Teraz znow znalazlam inny powod. Ten napinacz jest od 34 zebow a ja mam 32 z przodu. Slyszalam, ze prowadnica jest po to, zeby nie wybijalo lancucha z zebatki. Wiec dokleilam kawalek plastyku do dolu prowadnicy, zeby pomiedzy nia a lancuchem nie bylo prawie przerwy. Ale lancuch dalej spada!

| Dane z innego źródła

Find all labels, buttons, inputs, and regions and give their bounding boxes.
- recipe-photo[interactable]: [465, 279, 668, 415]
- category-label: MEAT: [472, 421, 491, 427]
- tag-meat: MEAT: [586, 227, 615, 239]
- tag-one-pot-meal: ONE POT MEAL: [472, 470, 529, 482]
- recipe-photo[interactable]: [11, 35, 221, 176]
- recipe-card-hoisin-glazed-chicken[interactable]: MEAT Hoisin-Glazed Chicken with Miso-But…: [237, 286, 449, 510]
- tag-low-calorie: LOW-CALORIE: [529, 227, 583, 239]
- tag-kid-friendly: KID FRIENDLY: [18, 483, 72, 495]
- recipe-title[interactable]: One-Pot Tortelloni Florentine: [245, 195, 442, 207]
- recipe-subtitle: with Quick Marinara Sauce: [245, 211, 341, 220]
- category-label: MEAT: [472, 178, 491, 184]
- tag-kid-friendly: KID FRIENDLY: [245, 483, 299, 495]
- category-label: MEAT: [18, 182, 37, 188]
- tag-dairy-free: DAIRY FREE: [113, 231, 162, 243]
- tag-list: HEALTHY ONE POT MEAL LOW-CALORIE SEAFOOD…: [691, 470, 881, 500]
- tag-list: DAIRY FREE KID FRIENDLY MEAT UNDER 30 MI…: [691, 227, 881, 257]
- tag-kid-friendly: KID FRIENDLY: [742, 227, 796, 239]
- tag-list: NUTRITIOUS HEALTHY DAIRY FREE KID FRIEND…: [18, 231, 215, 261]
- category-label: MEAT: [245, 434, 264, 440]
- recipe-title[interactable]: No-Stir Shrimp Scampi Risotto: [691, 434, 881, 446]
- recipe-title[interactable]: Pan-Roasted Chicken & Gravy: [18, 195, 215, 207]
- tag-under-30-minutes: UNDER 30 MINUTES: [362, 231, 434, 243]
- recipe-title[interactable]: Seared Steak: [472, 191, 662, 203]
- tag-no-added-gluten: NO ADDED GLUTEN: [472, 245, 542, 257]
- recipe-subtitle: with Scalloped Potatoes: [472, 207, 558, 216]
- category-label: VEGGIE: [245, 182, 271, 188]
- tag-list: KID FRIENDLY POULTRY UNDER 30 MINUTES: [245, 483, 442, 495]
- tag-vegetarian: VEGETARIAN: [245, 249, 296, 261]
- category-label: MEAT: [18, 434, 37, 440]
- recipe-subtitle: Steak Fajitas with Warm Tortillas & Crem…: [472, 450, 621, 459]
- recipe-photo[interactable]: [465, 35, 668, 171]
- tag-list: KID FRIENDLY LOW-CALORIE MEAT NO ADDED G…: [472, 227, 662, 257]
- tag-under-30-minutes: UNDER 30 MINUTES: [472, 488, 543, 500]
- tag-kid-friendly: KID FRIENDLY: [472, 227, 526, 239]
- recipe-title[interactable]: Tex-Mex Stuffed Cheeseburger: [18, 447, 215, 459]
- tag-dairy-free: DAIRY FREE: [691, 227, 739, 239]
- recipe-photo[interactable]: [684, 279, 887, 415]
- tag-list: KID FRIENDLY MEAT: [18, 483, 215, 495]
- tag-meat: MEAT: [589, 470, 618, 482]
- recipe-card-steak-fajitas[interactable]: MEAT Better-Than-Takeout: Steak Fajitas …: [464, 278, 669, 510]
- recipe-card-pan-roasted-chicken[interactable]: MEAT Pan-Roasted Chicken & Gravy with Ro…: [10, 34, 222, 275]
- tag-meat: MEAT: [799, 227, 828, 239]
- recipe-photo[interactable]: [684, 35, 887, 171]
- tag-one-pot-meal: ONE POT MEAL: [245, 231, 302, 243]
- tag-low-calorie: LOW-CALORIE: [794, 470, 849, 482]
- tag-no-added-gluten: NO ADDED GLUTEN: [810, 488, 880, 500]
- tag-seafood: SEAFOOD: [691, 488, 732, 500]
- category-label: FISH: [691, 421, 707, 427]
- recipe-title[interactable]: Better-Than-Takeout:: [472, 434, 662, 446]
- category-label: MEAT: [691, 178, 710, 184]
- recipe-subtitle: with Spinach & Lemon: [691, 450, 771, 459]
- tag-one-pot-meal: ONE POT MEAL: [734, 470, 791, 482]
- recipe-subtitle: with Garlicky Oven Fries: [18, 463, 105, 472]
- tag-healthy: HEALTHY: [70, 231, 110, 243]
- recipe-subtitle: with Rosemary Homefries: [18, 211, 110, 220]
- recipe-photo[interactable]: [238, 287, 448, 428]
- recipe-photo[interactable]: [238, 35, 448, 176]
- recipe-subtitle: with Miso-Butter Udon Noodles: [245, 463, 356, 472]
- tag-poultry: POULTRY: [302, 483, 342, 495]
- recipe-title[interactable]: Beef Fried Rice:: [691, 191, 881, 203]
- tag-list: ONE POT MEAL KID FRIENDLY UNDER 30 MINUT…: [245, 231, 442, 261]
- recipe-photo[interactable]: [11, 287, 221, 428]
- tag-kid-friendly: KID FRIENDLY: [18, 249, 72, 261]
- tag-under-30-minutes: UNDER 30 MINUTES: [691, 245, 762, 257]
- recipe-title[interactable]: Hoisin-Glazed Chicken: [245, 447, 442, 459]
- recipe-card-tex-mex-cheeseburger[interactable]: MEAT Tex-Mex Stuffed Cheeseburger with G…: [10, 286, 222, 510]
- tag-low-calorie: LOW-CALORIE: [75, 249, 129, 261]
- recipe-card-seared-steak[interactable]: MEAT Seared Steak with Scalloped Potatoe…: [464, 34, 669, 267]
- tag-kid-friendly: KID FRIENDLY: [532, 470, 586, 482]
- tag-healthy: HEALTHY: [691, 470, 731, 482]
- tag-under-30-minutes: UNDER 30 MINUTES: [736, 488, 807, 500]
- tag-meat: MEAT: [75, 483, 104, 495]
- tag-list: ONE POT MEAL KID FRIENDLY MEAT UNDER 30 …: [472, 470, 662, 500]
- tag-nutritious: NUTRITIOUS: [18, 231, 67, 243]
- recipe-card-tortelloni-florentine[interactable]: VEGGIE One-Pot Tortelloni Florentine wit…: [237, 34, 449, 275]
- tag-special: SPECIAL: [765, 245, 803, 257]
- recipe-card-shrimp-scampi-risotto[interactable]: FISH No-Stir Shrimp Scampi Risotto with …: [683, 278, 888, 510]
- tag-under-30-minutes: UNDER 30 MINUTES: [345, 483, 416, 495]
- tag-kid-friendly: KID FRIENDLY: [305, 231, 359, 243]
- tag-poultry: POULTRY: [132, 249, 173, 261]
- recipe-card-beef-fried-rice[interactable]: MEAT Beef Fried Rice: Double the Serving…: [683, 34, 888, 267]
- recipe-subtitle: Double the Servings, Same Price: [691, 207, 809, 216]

Nie wiem jakim cudem moze go wybic z zebatki, jak przerwa pomiedzy prowadnica a lancuchem to chyba 1 mm! A jak juz moj kochany lancuszek spadnie, to tak superowo, ze klinuje sie pomiedzy zebatka a napinaczem i nie moge go wyciagnac - musze wszystko rozkrecac. A jeszcze bardziej cieszy mnie to, ze w tym tygodniu mam jechac na Wierchomle a dalej nie wiem co mam z tym zrobic

Moze Wy cos poradzicie?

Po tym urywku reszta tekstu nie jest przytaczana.